Lack of interest in the baby
‘I heard something. I heard your mother on the phone to somebody just then, when we came in.’ More whispered words, wasps in the room.
‘About what?’
‘I don’t know. She was talking to somebody, telling them to leave you alone.’
‘It was probably a sales call.’
Tom jiggles Beatrice and walks out of the room with her on his hip, chewing another piece of bread. Isobel looks down at the abandoned bouncer, at the crumbs of grey-gold sand on the floor, at the forlorn bags from their perfect day at the beach. She thinks of Beatrice’s eyes and hair and all the things that make her Isobel and Tom’s: a painfully sweet mixture of them both. She hears Tom open the lounge door and speak to Daphne, hears him ask her who was on the phone. She listens out for the extended vowels of his ex-wife’s name, or for an answer that will make the aching inside her go away.
But she hears nothing except the murmur of calm conversation, the hum of the house around her, the hissing of wasps around her ears.
Chapter 18
Victoria: 1965
Victoria’s parents were probably about five minutes away from
Gaspings House when Victoria was shunted into a room full of chattering women. Matron gave Victoria a tap on the waist to prompt her to enter, and then left her standing in the doorway. A few of the girls looked up, cigarette smoke making their faces grey and distorted. The room was dark, and the girls were seated on mismatched chairs around a long table. The ones who weren’t smoking knitted furiously, needles twitching away in time with their mouths as they talked to one another. Victoria could see a few of the items that were taking shape: pale-blue booties, a cream shawl, a yellow hat.
‘Are you new?’ somebody said over the din of voices and clacking of knitting needles. Victoria stared around the room, trying to find the owner of the voice. Everybody still seemed to be talking. Still, somebody must have asked, and it would be rude not to answer, so Victoria gave a general nod and stepped a little further into the room. It was then that she saw a woman sitting on a straight-backed green sofa in the corner, waiting for Victoria’s reply.
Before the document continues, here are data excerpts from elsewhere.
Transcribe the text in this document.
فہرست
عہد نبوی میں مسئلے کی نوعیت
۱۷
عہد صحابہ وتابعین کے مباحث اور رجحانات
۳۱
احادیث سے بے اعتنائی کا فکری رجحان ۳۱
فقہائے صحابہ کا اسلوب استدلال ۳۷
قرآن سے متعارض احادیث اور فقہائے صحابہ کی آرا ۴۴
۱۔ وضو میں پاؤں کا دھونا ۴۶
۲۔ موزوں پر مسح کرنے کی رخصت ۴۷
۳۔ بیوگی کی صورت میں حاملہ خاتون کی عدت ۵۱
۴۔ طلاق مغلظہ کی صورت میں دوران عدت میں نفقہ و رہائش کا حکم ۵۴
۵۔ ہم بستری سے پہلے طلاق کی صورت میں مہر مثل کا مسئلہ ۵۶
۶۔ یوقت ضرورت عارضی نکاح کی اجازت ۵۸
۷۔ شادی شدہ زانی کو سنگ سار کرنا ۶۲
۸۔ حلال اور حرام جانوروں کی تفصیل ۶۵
The woman was tall and her body stooped even as she sat. She looked older than Victoria, and like everybody around the table, seemed to be quite accepting of where she was, of the predicament she was in. Why weren’t they all crying? How could they talk and knit booties for babies who they never meant to have, for whom goodness only knew what was going to happen? Victoria’s legs went weak at her last thought and she found herself moving towards the sofa and dropping down next to the tall woman.
‘I’m Bev,’ the woman said, holding out her hand to shake Victoria’s. ‘Have you just arrived?’
Victoria nodded, ‘I’m Victoria.’ Then, because she could think of nothing else, ‘My parents have just left.’